In the 1970s and ’80s Chem 13 News had a long-running question and answer series. The questions were numbered and printed in the magazine and readers were asked to help answer questions. This was before a Google Search. There were about 250 questions asked — most answered by several readers.
This is a reprint of one question, which was answered by several different readers. In the next few issues we will revisit some questions — ones still relevant to a high school chemistry teacher that not easily “googled”. Question 103 (asked in November 1979)
In my high school chemistry lab, I have students do flame tests in which they use a probe to dip a wire loop into the chemical and then put the loop into the burner flame to observe the flame color.
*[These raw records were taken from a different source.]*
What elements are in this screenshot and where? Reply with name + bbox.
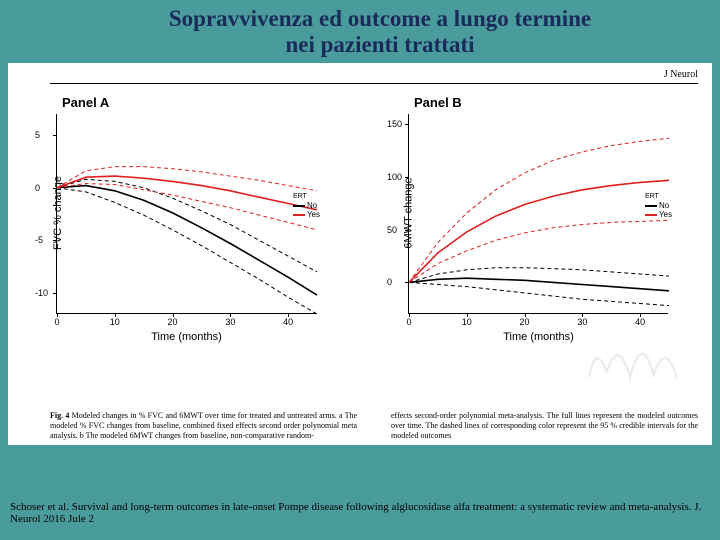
legend-no-line [293,205,305,207]
panel-a-chart: FVC % change Time (months) ERT No Yes -1… [56,114,316,314]
slide-title: Sopravvivenza ed outcome a lungo termine… [0,0,720,63]
panel-b-legend: ERT No Yes [645,193,672,219]
legend-yes-line [645,214,657,216]
panel-b-chart: 6MWT change Time (months) ERT No Yes 050… [408,114,668,314]
journal-label: J Neurol [664,69,698,80]
figure-container: J Neurol Panel A FVC % change Time (mont… [8,63,712,445]
legend-yes-label: Yes [307,210,320,219]
panel-b: Panel B 6MWT change Time (months) ERT No… [360,95,712,371]
panel-a-xlabel: Time (months) [151,331,222,343]
legend-no-label: No [659,201,669,210]
panel-a: Panel A FVC % change Time (months) ERT N… [8,95,360,371]
legend-yes-line [293,214,305,216]
panels-row: Panel A FVC % change Time (months) ERT N… [8,95,712,371]
panel-b-xlabel: Time (months) [503,331,574,343]
panel-a-plot [57,114,316,313]
legend-title: ERT [645,193,672,200]
legend-yes-label: Yes [659,210,672,219]
citation-text: Schoser et al. Survival and long-term ou… [10,501,710,526]
legend-title: ERT [293,193,320,200]
caption-left-text: Modeled changes in % FVC and 6MWT over t… [50,411,357,440]
panel-a-legend: ERT No Yes [293,193,320,219]
caption-bold: Fig. 4 [50,411,69,420]
caption-left: Fig. 4 Modeled changes in % FVC and 6MWT… [50,411,357,441]
panel-b-plot [409,114,668,313]
figure-caption: Fig. 4 Modeled changes in % FVC and 6MWT… [50,411,698,441]
title-line-2: nei pazienti trattati [60,32,700,58]
title-line-1: Sopravvivenza ed outcome a lungo termine [60,6,700,32]
legend-no-line [645,205,657,207]
panel-a-title: Panel A [62,95,348,110]
caption-right: effects second-order polynomial meta-ana… [391,411,698,441]
legend-no-label: No [307,201,317,210]
panel-b-title: Panel B [414,95,700,110]
top-rule [50,83,698,84]
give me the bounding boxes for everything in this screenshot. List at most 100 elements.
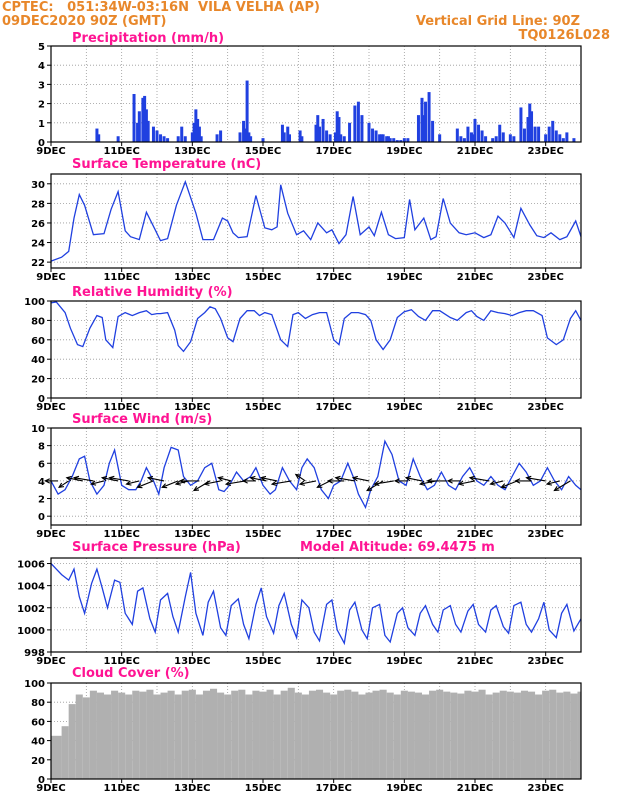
panel-title: Surface Pressure (hPa) (72, 540, 241, 555)
cloud-bar (224, 694, 232, 779)
cloud-bar (400, 690, 408, 779)
precip-bar (558, 134, 562, 142)
cloud-bar (365, 692, 373, 779)
cloud-bar (344, 689, 352, 779)
series-line (50, 439, 582, 510)
wind-arrow-head (298, 480, 305, 486)
header-datetime: 09DEC2020 90Z (GMT) (2, 14, 167, 29)
cloud-bar (96, 692, 104, 779)
precip-bar (342, 136, 346, 142)
cloud-bar (238, 689, 246, 779)
panel-3: Relative Humidity (%) 0 20 40 60 80 100 9DEC 11D… (24, 285, 582, 413)
wind-arrow-head (125, 480, 132, 486)
wind-arrow (147, 477, 165, 482)
x-tick-label: 15DEC (245, 402, 281, 413)
y-tick-label: 80 (31, 698, 45, 709)
precip-bar (298, 130, 302, 142)
cloud-bar (301, 694, 309, 779)
cloud-bar (337, 690, 345, 779)
cloud-bar (68, 704, 76, 779)
wind-arrow-head (178, 478, 185, 484)
precip-bar (522, 128, 526, 142)
x-tick-label: 11DEC (103, 402, 139, 413)
cloud-bar (273, 694, 281, 779)
precip-bar (166, 138, 170, 142)
wind-arrow (546, 480, 560, 485)
wind-arrow-head (545, 480, 553, 486)
cloud-bar (414, 692, 422, 779)
y-tick-label: 4 (38, 61, 45, 72)
wind-arrow-head (294, 473, 301, 480)
precip-bar (462, 138, 466, 142)
precip-bar (388, 138, 392, 142)
x-tick-label: 19DEC (386, 402, 422, 413)
precip-bar (519, 107, 523, 142)
cloud-bar (160, 692, 168, 779)
panel-title: Cloud Cover (%) (72, 666, 190, 681)
precip-bar (282, 132, 286, 142)
y-tick-label: 0 (38, 138, 45, 149)
wind-arrow-head (161, 483, 168, 489)
x-tick-label: 9DEC (36, 656, 65, 667)
precip-bar (471, 134, 475, 142)
wind-arrow-head (366, 486, 373, 492)
wind-arrow (458, 480, 476, 485)
cloud-bar (570, 693, 578, 779)
precip-bar (314, 124, 318, 142)
panel-2: Surface Temperature (nC) 22 24 26 28 30 9DEC 11… (31, 157, 582, 283)
precip-bar (116, 136, 120, 142)
wind-arrow-head (44, 478, 51, 484)
precip-bar (385, 136, 389, 142)
precip-bar (196, 118, 200, 142)
wind-arrow-head (373, 480, 380, 487)
wind-arrow-head (514, 478, 521, 484)
wind-arrow-head (553, 486, 560, 492)
precip-bar (420, 97, 424, 142)
x-tick-label: 17DEC (315, 783, 351, 794)
precip-bar (424, 101, 428, 142)
x-tick-label: 13DEC (174, 402, 210, 413)
wind-arrow-head (65, 475, 72, 482)
wind-arrow (161, 480, 179, 488)
wind-arrow (526, 477, 546, 482)
precip-bar (526, 117, 530, 142)
cloud-bar (577, 691, 581, 779)
precip-bar (402, 138, 406, 142)
cloud-bar (294, 692, 302, 779)
wind-arrow-head (249, 475, 256, 482)
wind-arrow-head (500, 483, 507, 489)
wind-arrow (74, 477, 94, 482)
cloud-bar (563, 691, 571, 779)
x-tick-label: 11DEC (103, 272, 139, 283)
cloud-bar (174, 694, 182, 779)
wind-arrow-head (203, 480, 210, 486)
precip-bar (469, 132, 473, 142)
x-tick-label: 21DEC (457, 656, 493, 667)
precip-bar (392, 138, 396, 142)
cloud-bar (330, 694, 338, 779)
precip-bar (512, 136, 516, 142)
wind-arrow-head (270, 480, 278, 487)
x-tick-label: 11DEC (103, 146, 139, 157)
y-tick-label: 4 (38, 477, 45, 488)
precip-bar (371, 128, 375, 142)
precip-bar (321, 118, 325, 142)
x-tick-label: 23DEC (527, 529, 563, 540)
cloud-bar (513, 692, 521, 779)
wind-arrow (295, 474, 306, 482)
cloud-bar (379, 689, 387, 779)
cloud-bar (51, 735, 62, 779)
precip-bar (242, 120, 246, 142)
precip-bar (480, 130, 484, 142)
wind-arrow-head (457, 480, 464, 486)
x-tick-label: 9DEC (36, 529, 65, 540)
x-tick-label: 9DEC (36, 783, 65, 794)
wind-arrow-head (259, 475, 267, 482)
precip-bar (572, 138, 576, 142)
y-tick-label: 100 (24, 679, 45, 690)
panel-frame (50, 682, 582, 780)
cloud-bar (111, 690, 119, 779)
panel-annotation: Model Altitude: 69.4475 m (300, 540, 495, 555)
cloud-bar (287, 687, 295, 779)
This is a great lab but fine bits of chemical go down into the burner resulting in flashes of color on and off during the year plus corrosion of the burner. How can this be prevented?
Answer 103 (December 1979, page 5)
Try clamping the burner at a 45 ºC angle so “down” from the loop isn’t into the burner barrel. Put an asbestos* pad on the bench to catch hot droppings.
Department of Chemistry
University of Waterloo, Waterloo ON
*now it would be a heat-resistant non-asbestos pad
Answer 103 (February 1980, page 11)
When I do the flame test lab, I use wooden splints in place of the wire loops. I soak the wooden splints in water two days before I do the lab. Then, just dip the end of the splint in a sample of the material to be tested and place the end of the splint in the burner flame. I have had no problems with bits of solid samples or any droplets of liquid samples affecting the flame of the burners or corroding the burners. Also I have had better results with the wooden splints in that the color of the flame lasts longer on the soaked wooden splints than on the wire.
Evergreen Park Community High School
Evergreen Park IL
Answer 103 (May 1980, page 7)
I suggest the use of aqueous solutions instead of solids when doing flame tests. The flame color will not last as long but the platinum wire will be much easier to clean. In addition, this method is economical. A small amount of a compound like lithium nitrate can make enough stock solution to provide 5 mL samples for many students. Also, the risk of contamination of the reagent bottles is eliminated.
Lake Hiawatha NJ
Answer 103 (May 1980, page 7)
Flame tests have always proved difficult for my students. As well as the problem mentioned above there is the problem of sodium contamination producing its overwhelming yellow flame, the transient nature of the flame, and of course the hazard of concentrated HCl. Only recently did I learn of the method described below. It provides a clear, lasting flame.
Method 1, for metal carbonates
Place a few grams of the carbonate of the metal ion under investigation in an evaporating basin. Add a few mL of 2 M HCl. Play a blue Bunsen flame over the surface of the liquid. The CO2 bubbles formed lift a spray of the solution into the flame producing the characteristic metal colour.
Method 2, for other metal salts
Use the same method as above, but add a few pieces of granulated zinc before the 2 M HCl. In this case hydrogen gas formed lifts the spray into the Bunsen flame.
There is a danger of leaning over backwards in trying to make chemistry too easy. It isn’t easy, and I hope I’ve never tried to kid any of my customers that it is. It’s a challenge worth meeting — and I will help to the full anyone who honestly tries to meet it.
Quote taken from a letter to the editor in Chem 13 News from November 1979 by Martyn Berry, Sevenoaks, Kent UK. After 37 years, the worries of a chemistry teacher do not seem so different.